Отшатнулся Парфентий, закрестился в испуге, воздев глаза к потолку.
— Господи! Прости его, безумного, от раны своей не ведает, что рещет…
— А-а, — отмахнулся Олег и зашелся в кашле, роняя кровь на пол трапезной. — Кольчугу мне! На стены пойду!
Однако вместо оруженосца в трапезную вошли послушники с лопатами и топорами, молча начали крушить половые плахи. Через минуту показался монах с книгами. Парфентий оставил князя, заботливо осмотрел книги.
— Все ли здесь?
— Все, владыко…
— А из писцовой избы?
Монах удалился и скоро принес еще охапку книг, свалил в кучу.
— Аще святые лики в храме снимают да сюды волокут.
— Добро, — сказал игумен.
А князь же словно забыл, что на стены собирался.
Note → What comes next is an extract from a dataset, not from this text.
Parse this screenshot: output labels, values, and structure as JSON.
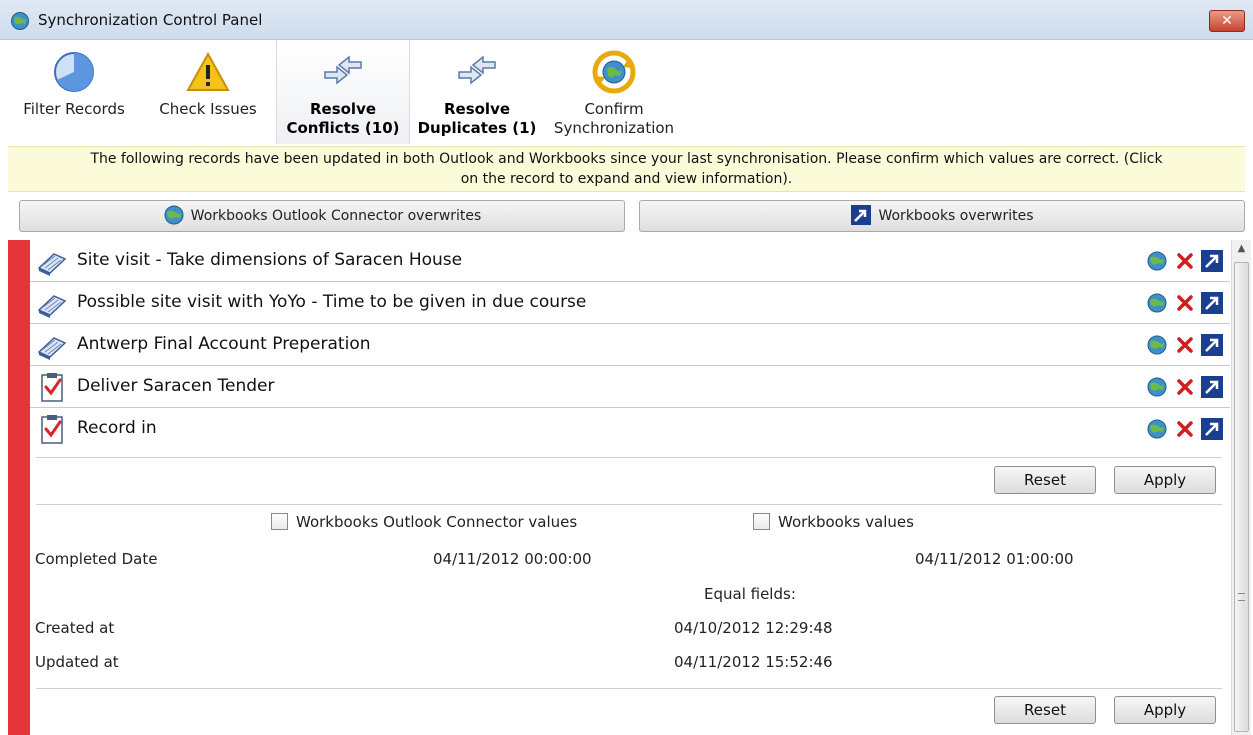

Прикипел взглядом к книгам, застыли голубые глаза.
— Нас и земле не предадут, — вдруг сказал он. — И будут тела наши зверье да птицы глодать…
Парфентий не ответил, только посмотрел гневно и отвернулся. Послушники вырвали несколько плах и принялись копать землю, выбрасывая ее на пол. В это время вновь появился воевода, глаза горят, рот черен, закричал с порога:
— Княже! Над нашими женами измываются поганые! Koсы рубят да в огне жгут! Позволь мне, княже, умереть. Вели отпереть ворота и выпустить меня с дружиною!
— Обожди, витязь, — князь прикрыл глаза, скрипнул зубами. — Потерпи, умрем, все умрем… Вот бы в землю так схорониться, аки ты книги хоронишь, отче. И живым подняться потом, и жить!
— Все праведники восстанут из земли и жить будут вечно, когда второе пришествие грянет, — наставительно сказал игумен, — и Страшный суд свершится.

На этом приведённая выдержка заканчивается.